You could use const char funcname[] __attribute__((section(".text"))) = { ... };
to control what section it goes in (e.g. .text
along with compiler-generated functions), or even a linker script to get more control.
If you really want to do it all in one .c
file, instead of using the easier solution of a separately-assembled pure asm source:
To assemble some 64-bit code along with compiler-generated 32-bit code, use the .code64
GAS directive in an asm
statement *outside of any functions. IDK if there's any guarantee on what section will be active when gcc emits your asm how gcc will mix that asm with its asm, but it won't put it in the middle of a function.
asm(".pushsection .text \n\t" // AFAIK, there's no guarantee how this will mix with compiler asm output
".code64 \n\t"
".p2align 4 \n\t"
".globl my_codebytes \n\t" // optional
"my_codebytes: \n\t"
"inc %r10d \n\t"
"my_codebytes_end: \n\t"
//"my_codebytes_len: .long . - my_codebytes\n\t" // store the length in memory. Optional
".popsection \n\t"
#ifdef __i386
".code32" // back to 32-bit interpretation for gcc's code
// "\n\t inc %r10" // uncomment to check that it *doesn't* assemble
#endif
);
#ifdef __cplusplus
extern "C" {
#endif
// put C names on the labels.
// They are *not* pointers, their addresses are link-time constants
extern char my_codebytes[], my_codebytes_end[];
//extern const unsigned my_codebytes_len;
#ifdef __cplusplus
}
#endif
// This expression for the length isn't a compile-time constant, so this isn't legal C
//static const unsigned len = &my_codebytes_end - &my_codebytes;
#include <stddef.h>
#include <unistd.h>
int main(void) {
size_t len = my_codebytes_end - my_codebytes;
const char* bytes = my_codebytes;
// do whatever you want.
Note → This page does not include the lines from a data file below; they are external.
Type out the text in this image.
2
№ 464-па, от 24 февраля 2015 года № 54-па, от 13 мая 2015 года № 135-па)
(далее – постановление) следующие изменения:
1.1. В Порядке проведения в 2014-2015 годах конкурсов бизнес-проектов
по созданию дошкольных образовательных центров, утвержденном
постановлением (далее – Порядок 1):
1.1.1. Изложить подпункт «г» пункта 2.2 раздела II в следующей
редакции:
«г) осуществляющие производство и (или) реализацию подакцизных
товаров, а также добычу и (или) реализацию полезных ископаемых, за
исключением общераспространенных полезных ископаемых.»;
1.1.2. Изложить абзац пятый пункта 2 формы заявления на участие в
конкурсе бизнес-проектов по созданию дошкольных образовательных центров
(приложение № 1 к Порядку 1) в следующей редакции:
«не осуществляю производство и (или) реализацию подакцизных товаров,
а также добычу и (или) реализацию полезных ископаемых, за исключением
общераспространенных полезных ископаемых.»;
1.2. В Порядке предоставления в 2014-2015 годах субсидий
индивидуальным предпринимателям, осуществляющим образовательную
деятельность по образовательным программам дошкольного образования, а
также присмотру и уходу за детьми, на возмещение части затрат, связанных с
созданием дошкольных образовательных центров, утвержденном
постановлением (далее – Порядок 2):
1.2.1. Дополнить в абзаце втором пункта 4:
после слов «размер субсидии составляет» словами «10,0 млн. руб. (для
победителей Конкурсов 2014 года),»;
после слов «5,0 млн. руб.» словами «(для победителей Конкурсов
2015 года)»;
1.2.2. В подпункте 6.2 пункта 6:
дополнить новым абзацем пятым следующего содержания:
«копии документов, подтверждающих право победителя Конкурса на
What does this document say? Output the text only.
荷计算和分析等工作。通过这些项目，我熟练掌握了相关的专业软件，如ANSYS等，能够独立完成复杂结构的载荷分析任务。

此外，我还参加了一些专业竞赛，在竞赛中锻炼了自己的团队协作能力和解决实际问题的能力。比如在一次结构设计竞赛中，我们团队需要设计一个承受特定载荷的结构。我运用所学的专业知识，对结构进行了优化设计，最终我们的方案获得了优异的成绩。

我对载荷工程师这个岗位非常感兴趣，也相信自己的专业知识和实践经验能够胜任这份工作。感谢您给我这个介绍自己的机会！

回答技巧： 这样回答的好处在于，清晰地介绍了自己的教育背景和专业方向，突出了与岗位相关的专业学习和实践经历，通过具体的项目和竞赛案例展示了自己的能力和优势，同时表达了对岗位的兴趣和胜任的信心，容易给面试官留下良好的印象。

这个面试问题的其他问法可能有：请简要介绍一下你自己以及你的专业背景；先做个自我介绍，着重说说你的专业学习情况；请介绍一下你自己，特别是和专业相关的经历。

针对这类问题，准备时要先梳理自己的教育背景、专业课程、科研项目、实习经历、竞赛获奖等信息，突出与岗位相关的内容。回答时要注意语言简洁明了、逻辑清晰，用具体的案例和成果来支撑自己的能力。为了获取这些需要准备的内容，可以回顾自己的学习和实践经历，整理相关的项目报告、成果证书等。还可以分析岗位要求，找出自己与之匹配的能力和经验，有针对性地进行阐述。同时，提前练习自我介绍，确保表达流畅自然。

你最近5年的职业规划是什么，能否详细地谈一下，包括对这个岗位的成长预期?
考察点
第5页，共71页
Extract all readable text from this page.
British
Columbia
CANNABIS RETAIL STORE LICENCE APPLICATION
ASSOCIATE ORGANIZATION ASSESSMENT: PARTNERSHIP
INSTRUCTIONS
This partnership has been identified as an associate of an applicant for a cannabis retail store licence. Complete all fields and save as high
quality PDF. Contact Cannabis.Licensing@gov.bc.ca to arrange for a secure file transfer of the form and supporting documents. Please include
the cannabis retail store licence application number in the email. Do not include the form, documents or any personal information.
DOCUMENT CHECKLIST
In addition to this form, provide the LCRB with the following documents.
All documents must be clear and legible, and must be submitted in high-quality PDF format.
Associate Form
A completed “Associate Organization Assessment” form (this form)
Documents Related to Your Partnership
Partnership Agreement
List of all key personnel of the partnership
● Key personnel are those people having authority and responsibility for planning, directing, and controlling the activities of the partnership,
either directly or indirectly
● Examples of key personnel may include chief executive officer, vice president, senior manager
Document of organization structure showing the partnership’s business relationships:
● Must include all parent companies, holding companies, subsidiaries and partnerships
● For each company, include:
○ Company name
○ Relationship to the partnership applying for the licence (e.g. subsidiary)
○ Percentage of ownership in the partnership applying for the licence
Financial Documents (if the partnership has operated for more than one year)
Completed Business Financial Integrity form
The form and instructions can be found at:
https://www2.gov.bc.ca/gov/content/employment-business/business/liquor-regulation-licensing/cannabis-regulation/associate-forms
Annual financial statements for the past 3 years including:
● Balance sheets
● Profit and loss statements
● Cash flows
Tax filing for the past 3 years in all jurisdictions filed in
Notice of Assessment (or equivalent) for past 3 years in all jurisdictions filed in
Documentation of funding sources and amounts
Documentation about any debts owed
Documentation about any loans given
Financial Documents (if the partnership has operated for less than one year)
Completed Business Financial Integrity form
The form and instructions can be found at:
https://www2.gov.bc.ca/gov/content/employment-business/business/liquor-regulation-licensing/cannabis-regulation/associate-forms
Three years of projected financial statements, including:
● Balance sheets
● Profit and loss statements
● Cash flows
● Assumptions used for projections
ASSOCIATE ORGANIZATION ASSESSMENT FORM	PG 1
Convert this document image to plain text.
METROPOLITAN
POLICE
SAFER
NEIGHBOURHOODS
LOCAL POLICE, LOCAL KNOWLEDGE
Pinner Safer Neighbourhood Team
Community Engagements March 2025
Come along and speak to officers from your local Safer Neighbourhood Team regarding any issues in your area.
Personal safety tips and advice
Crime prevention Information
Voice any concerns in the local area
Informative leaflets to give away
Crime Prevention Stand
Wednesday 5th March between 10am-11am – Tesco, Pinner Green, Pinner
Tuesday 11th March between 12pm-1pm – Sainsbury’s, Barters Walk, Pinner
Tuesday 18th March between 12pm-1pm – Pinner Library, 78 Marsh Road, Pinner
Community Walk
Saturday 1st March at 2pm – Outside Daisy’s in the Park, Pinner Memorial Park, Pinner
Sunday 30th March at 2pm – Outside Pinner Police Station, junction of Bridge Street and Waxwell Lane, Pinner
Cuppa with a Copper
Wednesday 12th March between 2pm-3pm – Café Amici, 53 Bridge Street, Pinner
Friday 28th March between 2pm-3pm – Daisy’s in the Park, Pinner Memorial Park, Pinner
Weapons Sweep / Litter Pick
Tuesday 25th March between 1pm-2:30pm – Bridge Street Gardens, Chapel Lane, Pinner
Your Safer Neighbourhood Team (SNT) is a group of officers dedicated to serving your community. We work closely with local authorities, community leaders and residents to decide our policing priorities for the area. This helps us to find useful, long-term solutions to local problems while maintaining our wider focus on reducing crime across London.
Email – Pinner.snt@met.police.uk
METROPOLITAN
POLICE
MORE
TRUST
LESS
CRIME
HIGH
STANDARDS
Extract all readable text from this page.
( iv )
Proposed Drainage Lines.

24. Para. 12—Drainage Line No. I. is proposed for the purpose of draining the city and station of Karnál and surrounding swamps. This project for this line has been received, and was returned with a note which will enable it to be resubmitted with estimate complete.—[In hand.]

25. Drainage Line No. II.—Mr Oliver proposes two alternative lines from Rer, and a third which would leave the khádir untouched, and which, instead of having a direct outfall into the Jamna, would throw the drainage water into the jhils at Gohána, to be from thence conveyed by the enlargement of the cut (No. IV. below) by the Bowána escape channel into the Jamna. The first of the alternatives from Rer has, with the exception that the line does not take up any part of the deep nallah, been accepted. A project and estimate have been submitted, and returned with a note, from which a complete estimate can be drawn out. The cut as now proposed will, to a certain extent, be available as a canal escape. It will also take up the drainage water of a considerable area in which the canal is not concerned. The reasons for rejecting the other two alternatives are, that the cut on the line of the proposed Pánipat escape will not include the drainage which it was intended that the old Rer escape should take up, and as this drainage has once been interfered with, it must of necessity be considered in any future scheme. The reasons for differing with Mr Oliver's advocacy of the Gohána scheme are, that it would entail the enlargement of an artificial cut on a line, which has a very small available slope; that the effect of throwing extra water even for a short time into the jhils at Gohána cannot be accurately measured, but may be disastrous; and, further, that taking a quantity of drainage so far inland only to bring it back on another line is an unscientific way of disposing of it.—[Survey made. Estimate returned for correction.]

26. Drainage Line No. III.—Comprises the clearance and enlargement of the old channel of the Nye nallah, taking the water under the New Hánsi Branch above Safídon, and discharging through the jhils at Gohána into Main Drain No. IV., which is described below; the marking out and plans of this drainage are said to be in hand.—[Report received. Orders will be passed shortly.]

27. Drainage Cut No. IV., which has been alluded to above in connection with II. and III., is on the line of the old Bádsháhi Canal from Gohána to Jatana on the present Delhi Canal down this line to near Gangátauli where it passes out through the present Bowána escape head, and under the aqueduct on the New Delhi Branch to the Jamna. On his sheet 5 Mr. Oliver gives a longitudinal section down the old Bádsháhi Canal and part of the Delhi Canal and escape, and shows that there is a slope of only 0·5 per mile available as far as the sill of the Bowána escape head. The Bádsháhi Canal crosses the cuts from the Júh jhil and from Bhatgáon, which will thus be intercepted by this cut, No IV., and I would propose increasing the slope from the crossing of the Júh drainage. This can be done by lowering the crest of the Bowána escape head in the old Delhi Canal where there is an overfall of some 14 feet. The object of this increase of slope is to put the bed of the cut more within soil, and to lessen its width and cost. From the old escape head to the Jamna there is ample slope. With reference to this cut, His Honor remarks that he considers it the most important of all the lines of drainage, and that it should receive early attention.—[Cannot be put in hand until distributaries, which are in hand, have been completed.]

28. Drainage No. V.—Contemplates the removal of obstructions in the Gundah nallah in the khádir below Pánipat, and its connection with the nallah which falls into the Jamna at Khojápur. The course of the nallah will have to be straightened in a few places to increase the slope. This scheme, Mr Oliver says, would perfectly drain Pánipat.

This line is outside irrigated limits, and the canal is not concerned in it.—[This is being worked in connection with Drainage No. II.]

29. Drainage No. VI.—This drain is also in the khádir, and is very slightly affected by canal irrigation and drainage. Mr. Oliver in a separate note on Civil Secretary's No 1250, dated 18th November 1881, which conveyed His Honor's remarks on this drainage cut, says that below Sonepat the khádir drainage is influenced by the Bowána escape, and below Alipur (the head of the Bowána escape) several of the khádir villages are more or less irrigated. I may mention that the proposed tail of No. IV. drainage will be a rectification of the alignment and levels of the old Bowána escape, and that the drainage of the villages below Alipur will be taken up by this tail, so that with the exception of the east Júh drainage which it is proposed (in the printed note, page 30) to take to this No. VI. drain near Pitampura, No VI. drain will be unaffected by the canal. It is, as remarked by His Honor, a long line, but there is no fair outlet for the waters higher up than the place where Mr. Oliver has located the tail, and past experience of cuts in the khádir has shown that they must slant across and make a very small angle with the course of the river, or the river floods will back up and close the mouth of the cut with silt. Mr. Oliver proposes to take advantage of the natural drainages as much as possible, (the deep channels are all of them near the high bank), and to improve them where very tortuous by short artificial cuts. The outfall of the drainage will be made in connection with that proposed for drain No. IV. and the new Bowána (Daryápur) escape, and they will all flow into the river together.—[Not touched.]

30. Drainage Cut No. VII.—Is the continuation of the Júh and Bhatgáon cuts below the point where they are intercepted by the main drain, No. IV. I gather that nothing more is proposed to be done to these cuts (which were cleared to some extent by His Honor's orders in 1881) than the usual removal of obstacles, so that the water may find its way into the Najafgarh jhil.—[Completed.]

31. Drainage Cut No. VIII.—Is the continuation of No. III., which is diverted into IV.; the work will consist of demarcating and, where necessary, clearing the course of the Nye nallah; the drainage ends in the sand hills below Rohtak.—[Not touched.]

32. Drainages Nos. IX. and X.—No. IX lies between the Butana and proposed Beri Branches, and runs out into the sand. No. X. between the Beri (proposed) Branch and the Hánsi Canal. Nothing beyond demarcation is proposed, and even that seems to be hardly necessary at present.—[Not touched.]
Writing it to stdout is one option!
write(1, bytes, len);
}
This compiles and assembles with gcc and clang (compiler explorer).
I tried it on my desktop to double check:
peter@volta$ gcc -m32 -Wall -O3 /tmp/foo.c
peter@volta$ ./a.out | hd
00000000 41 ff c2 |A..|
00000003
This is the correct encoding for inc %r10d
:)
The program also works when compiled without -m32
, because I used #ifdef
to decide whether to use .code32
at the end or not. (There's no push/pop mode directive like there is for sections.)
Of course, disassembling the binary will show you:
00000580 <my_codebytes>:
580: 41 inc ecx
581: ff c2 inc edx
because the disassembler doesn't know to switch to 64-bit disassembly for that block. (I wonder if ELF has attributes for that... I didn't use any assembler directives or linker scripts to generate such attributes, if such a thing exists.)